Note that this is about slow compilation, not execution. IMHO if the output also becomes much faster, the tradeoff is reasonable. It would be interesting to know how much runtime performance changed, and in what direction, by not inlining.
On the other hand, the huge difference in compile times suggests there may be a hidden quadratic or higher complexity algorithm somewhere in the code path of the compiler when inlining is performed.
The function call overhead for an SVD-based matrix inverse should be tiny. Maybe if they are inverting 4x4 matrices, it's measurable. Inlining can give huge speedups but it should not be applied to every function without thought.
Right. Of course turning off forced inlining will speed up compilation. The article is completely silent about what it does to run time.
This is an unusual case, in that it involves code with SIMD instructions. Out of line calls usually mean the arguments have to be put on the stack, then loaded into the SIMD registers. Inlining opens up the optimization possibility of not doing that.
It's not clear what he's writing, but from the math it sounds like a physics engine for animation or games.
> IMHO if the output also becomes much faster, the tradeoff is reasonable.
The output may be faster in terms of CPU cycles, but the executable will have a larger memory footprint, which can cause performance problems when it comes to swapping, eviction of file-backed pages, etc.
aside from compilation time, inlining doesn’t mean your program will run faster, because now you’re filling your icache with the inlined instructions rather than a call instruction, that might be flushed away on a missed branch prediction.

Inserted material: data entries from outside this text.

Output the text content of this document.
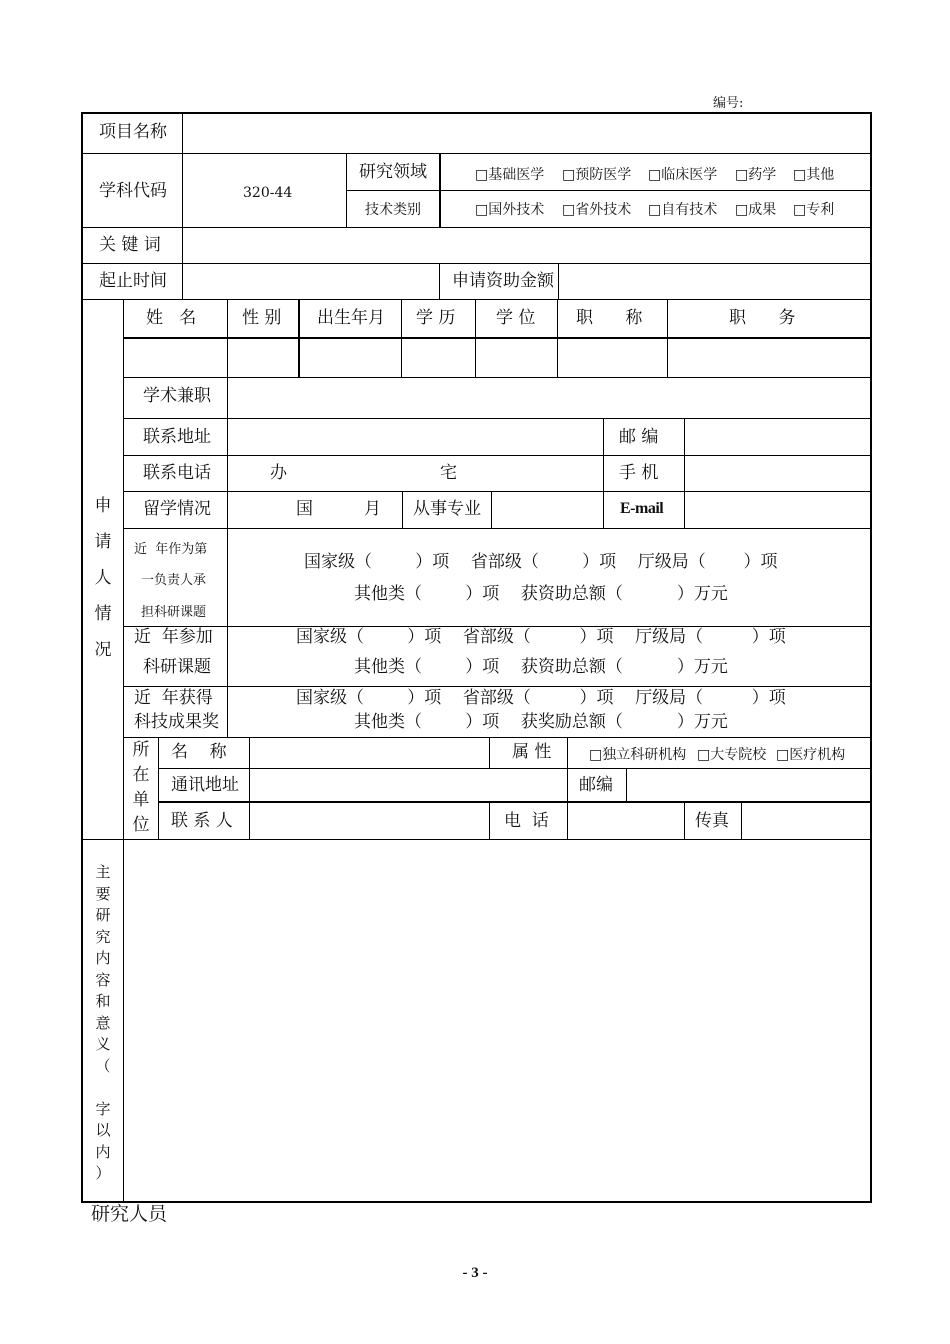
编号:
项目名称
学科代码	320-44
研究领域	□基础医学 □预防医学 □临床医学 □药学 □其他
技术类别	□国外技术 □省外技术 □自有技术 □成果 □专利
关 键 词
起止时间	申请资助金额
申
请
人
情
况
姓   名	性 别 出生年月 学 历 学 位 职      称	职      务
学术兼职
联系地址	邮 编
联系电话	办	宅	手 机
留学情况	国	月 从事专业	E-mail
近  年作为第
一负责人承
担科研课题
国家级（        ）项    省部级（        ）项    厅级局（       ）项
其他类（        ）项    获资助总额（          ）万元
近  年参加
科研课题
国家级（        ）项    省部级（         ）项    厅级局（         ）项
其他类（        ）项    获资助总额（          ）万元
近  年获得
科技成果奖
国家级（        ）项    省部级（         ）项    厅级局（         ）项
其他类（        ）项    获奖励总额（          ）万元
所
在
单
位
名    称	属 性	□独立科研机构 □大专院校 □医疗机构
通讯地址	邮编
联 系 人	电  话	传真
主
要
研
究
内
容
和
意
义
（
字
以
内
）
研究人员
- 3 -
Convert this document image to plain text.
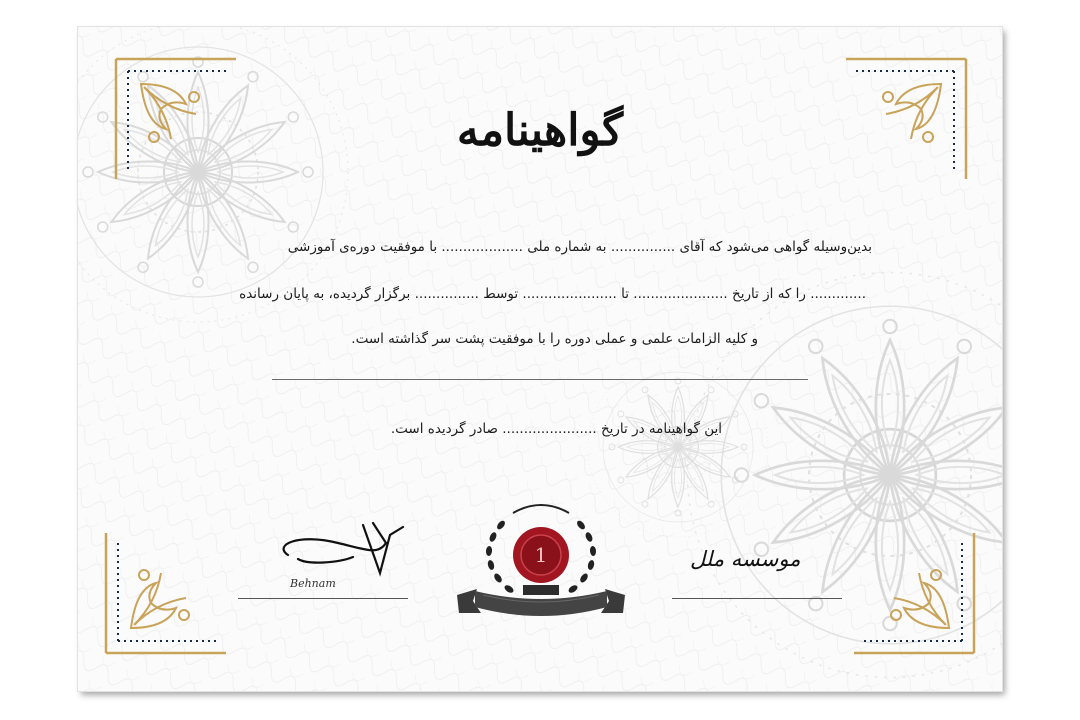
گواهینامه
بدین‌وسیله گواهی می‌شود که آقای ............... به شماره ملی ................... با موفقیت دوره‌ی آموزشی
............. را که از تاریخ ...................... تا ...................... توسط ............... برگزار گردیده، به پایان رسانده
و کلیه الزامات علمی و عملی دوره را با موفقیت پشت سر گذاشته است.
این گواهینامه در تاریخ ...................... صادر گردیده است.
Behnam
1	موسسه ملل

True, but less so now than a decade ago; if it's a hot path (which anything `__forceinline` presumably is, assuming the author has a reasonable understanding of optimization) inlining is usually going to be a performance win, and often a cache/code size win as well (optimizing the inlined code, avoiding register spills).
True, and the functions in which inlining is most effective are small non recursive functions that don't lose any debug info from omitting the frame pointer.
On the other hand, the huge difference in compile times suggests there may be a hidden quadratic or higher complexity algorithm somewhere in the code path of the compiler when inlining is performed.